Government to expand Ahero Irrigation Scheme at Sh150m

An estimated 1,000 extra acres are targeted in the first phase.

In Summary

• The expansion will ensure more farmers are contracted to farm rice and benefit from their produce.

• The scheme started in 1960 has struggled over the years and NIB is committed to making it realise its full potential in rice production.

The National Irrigation Board is set to spend Sh150 million to expand the Ahero Irrigation Scheme in Kisumu county to boost rice production.

NIB general manager Gitonga Mugambi said the potential of the scheme, which was started in 1960 as a pilot, has not been optimally utilised through production.

The scheme has about 3,000 acres under irrigation. It has not progressed well due to numerous challenges that we want to tackle,” he said.

Mugambi spoke on Friday when he met farmers in Nyando constituency. He was accompanied by Western Kenya Schemes manager Joel Tanui. 

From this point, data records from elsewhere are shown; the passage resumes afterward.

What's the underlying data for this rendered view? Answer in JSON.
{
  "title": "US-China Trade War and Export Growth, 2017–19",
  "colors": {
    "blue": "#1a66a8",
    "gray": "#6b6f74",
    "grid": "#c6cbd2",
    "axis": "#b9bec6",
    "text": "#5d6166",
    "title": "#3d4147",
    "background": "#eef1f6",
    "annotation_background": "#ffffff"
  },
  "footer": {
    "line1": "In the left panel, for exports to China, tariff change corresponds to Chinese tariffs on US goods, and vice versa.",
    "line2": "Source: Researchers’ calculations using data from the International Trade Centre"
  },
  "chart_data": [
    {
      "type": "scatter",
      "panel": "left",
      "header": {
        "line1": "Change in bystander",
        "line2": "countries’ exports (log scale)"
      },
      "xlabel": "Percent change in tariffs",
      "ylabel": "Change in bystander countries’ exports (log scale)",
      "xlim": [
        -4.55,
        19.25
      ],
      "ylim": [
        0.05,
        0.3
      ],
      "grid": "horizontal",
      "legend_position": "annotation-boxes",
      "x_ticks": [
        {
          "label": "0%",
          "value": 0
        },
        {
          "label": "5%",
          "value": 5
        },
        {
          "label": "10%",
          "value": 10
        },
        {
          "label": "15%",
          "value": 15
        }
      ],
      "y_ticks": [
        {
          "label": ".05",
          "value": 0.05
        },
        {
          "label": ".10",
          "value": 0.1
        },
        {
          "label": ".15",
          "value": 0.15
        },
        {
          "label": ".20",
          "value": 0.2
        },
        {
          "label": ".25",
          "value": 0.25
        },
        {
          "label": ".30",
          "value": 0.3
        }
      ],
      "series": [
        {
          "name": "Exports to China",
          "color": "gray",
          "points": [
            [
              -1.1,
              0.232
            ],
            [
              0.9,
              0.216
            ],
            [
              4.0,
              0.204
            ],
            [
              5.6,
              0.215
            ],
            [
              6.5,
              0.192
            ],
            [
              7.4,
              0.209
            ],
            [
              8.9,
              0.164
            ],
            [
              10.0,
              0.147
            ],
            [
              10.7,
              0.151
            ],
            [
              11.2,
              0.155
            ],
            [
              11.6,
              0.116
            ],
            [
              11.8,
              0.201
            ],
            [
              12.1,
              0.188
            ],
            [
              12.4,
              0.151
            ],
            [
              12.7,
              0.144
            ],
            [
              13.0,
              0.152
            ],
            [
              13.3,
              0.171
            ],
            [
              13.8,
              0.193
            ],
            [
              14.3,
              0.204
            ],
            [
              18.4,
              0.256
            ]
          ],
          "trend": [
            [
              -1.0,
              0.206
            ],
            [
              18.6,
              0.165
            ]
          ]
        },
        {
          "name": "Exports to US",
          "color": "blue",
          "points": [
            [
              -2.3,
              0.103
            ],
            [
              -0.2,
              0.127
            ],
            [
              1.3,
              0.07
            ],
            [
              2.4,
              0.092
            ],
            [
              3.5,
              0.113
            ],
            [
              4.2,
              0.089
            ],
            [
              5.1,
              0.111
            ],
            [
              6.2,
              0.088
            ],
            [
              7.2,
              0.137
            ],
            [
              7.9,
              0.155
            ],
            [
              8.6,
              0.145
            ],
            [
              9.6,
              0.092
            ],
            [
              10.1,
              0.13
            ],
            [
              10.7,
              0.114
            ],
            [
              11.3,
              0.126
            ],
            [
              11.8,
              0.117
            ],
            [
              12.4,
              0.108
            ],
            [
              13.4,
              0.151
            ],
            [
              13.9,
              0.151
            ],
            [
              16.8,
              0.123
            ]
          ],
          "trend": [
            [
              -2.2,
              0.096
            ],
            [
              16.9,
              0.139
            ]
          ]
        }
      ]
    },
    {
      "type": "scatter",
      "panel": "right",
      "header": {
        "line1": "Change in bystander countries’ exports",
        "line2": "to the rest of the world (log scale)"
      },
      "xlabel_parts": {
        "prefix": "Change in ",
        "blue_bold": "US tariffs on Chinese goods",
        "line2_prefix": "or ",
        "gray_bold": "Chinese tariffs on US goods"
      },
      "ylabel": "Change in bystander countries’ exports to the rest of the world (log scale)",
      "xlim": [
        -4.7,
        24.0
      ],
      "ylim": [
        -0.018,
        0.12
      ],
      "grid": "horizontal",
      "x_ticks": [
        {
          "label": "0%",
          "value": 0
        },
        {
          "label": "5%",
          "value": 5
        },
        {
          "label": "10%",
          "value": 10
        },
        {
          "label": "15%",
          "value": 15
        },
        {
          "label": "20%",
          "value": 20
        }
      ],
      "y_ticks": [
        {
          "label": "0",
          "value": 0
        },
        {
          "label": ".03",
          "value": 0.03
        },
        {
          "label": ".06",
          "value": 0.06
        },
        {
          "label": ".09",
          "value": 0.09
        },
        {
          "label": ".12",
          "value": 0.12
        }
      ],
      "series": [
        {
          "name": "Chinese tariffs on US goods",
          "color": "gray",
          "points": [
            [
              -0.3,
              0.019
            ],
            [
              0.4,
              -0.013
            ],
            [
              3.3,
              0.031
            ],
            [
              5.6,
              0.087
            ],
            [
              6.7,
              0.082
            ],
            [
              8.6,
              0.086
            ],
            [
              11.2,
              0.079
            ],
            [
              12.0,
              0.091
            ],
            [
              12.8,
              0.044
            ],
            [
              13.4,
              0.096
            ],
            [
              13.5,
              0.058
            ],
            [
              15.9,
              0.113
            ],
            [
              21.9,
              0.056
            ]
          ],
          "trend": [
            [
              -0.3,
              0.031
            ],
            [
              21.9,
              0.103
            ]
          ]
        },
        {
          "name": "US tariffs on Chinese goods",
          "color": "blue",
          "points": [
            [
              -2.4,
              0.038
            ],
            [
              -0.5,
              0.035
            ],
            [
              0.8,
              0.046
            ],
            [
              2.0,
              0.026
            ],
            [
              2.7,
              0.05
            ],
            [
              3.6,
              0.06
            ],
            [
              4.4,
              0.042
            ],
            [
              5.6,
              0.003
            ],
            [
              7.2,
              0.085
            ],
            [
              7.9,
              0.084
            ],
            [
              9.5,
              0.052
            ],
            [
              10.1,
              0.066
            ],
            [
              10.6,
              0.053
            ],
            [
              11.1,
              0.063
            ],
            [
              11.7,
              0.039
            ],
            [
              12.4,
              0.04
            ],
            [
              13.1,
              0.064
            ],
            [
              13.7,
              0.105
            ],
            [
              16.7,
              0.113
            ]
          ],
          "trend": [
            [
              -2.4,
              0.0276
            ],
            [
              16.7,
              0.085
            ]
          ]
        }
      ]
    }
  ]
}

The NIB boss said the scheme has struggled over the years and the board is committed to making it realise its full potential in rice production.

The potential of this scheme is very high and it must be exploited to allow farmers to carry out meaningful economic activities to realise food security,” he added.

The works scheduled to kick off this financial year will take place in Nyando constituency, with an estimated 1,000 acres to be expanded in the first phase.

Mugambi said farmers will benefit from piped water from Nyando River to irrigate their farms for rice farming.

He told farmers that there will be no compensation for their land since they will practice rise farming on their farms once the expansion is complete.

The expansion, Mugambi said, will ensure more farmers are contracted to farm rice and benefit from their produce.

 

Mugambi said that the board has worked on a system to halve the cost of production that was initially at Sh300,000 per acre on irrigation.

The GM said within the scheme, NIB has carried out a feasibility study and designs to change the system from pumping water to use of gravity.

He said pumping was the only means of supplying farmers with water thereby raising the cost of production. 

The venture is expensive but NIB has approached the Japanese International Cooperation Agency to fund the initiative,” Mugambi said.